Şems-i Tebrizî ise, kalbi aşk-ı ilâhî ile dolu garip bir dervişti. Yazdığı herhangi bir eseri yoktu. Mevlânâ kadar zâhirî ilme de sahip değildi.

Peki Şems ne verdi Mevlânâ’ya?

Şems, Mevlânâʼnın iç dünyasındaki nefsânî prangaları kırdı. Rûhuna ayak bağı olan o prangaları kırmasıyla, yani nefsânî arzuların ömrünü yitirip dünyevî câzibelerin ehemmiyetini kaybetmesiyle, Mevlânâʼnın gönlünde muazzam ufuklar açıldı.

Mevlânâ Hazretleri, Şemsʼten önceki, onunla beraberliğindeki ve ondan sonraki hâllerini, “hamdım, piştim ve yandım” diyerek hulâsa etti.

Hamdım devresi: Zâhiren ilmin zirvesinde olsa da, kuru bilgilerin zihne depolandığı, zihnin âdeta bir arşiv olduğu devir.

Piştim: Bu arşivdeki bilgilerin kalben hazmedilmeye başlandığı devir.

Yandım: Aklın idrâk edemediği ilâhî sır, hikmet ve hakikatlerin kalben keşfedilmeye başladığı safha…

Şemsʼten önce Mevlânâʼnın rûhunda gizli âdeta bir petrol deryası vardı. Bunu keşfedense Şems-i Tebrizî oldu. Hak âşığı Şems, o deryaya bir kıvılcım çaktı, çıkan aşk-ı ilâhî yangınında kendi de hayretler içinde kaldı.

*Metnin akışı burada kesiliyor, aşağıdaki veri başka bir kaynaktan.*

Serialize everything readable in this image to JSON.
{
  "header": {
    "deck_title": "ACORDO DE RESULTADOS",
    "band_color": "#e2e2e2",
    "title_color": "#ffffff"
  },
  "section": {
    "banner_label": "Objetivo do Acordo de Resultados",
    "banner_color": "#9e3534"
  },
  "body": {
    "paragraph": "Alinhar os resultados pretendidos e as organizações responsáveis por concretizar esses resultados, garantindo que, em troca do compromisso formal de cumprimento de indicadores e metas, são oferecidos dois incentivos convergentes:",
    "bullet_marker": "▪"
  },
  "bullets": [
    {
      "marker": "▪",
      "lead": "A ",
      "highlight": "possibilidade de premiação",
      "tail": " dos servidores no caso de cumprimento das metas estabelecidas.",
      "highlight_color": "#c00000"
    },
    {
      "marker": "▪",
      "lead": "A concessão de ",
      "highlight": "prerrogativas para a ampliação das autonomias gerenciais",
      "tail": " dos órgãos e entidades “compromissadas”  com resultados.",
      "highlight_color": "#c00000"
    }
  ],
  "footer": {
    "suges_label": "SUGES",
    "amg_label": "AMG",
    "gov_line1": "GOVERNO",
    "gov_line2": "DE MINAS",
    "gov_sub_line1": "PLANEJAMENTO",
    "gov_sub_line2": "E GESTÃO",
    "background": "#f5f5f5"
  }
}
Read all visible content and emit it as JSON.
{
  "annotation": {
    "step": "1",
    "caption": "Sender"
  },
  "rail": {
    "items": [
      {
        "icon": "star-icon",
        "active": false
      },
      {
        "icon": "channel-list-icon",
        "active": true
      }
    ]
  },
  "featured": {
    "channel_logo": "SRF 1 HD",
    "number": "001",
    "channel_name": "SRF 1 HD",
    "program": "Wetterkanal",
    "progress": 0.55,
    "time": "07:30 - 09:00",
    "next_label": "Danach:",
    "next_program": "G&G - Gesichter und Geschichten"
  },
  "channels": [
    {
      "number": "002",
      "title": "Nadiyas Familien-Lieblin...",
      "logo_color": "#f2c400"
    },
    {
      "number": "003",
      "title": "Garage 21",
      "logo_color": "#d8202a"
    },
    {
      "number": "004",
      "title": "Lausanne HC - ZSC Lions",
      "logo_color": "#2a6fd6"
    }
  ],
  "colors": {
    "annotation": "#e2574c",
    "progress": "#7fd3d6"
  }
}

Ancak bu gönül yangınıyla gerçekleşen mânevî inkişaftan sonra Dîvân-ı Kebîr, Mesnevî-i Şerîf, Fîhi Mâ Fîh gibi şâheserler vücûda geldi.

Şems’ten sonra Celâleddîn gerçek şahsiyetini bularak “Mevlânâ Celâleddîn-i Rûmî Hazretleri” oldu.

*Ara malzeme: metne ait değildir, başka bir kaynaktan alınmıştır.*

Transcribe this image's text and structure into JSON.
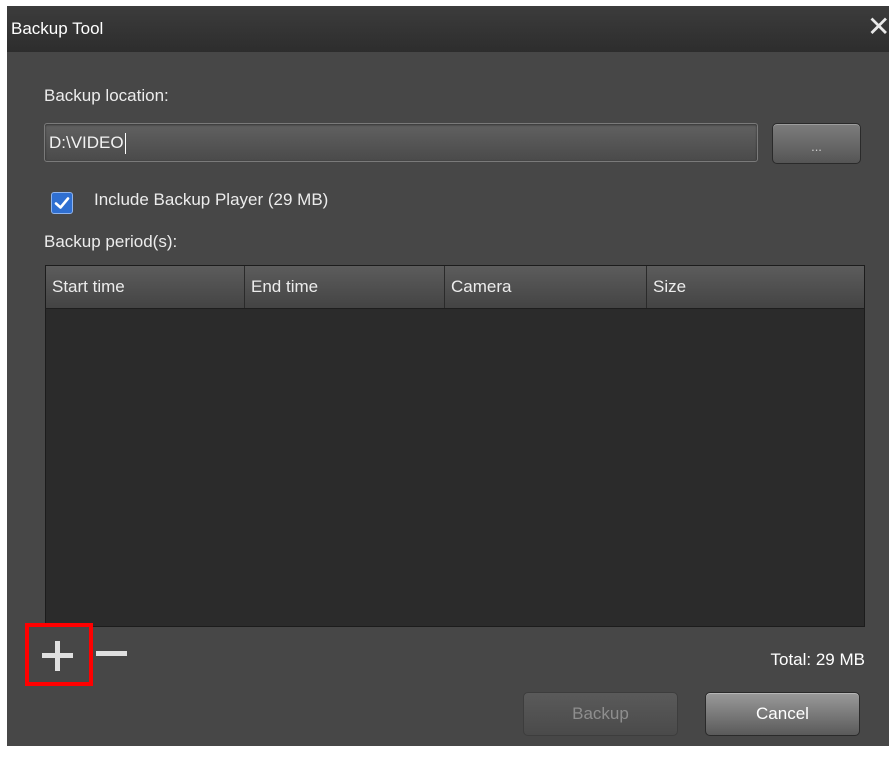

Mevlânâ Hazretleri’nin vâkıf olduğu ilâhî sır ve hikmetler, elbette sırf kelâma aksettirdiklerinden ibâret değildir. Kim bilir, o büyük Hak âşığının gönül âleminin derinliklerinde, nazarlardan gizli kalmış daha nice kıymetli mânâ incileri mevcuttur.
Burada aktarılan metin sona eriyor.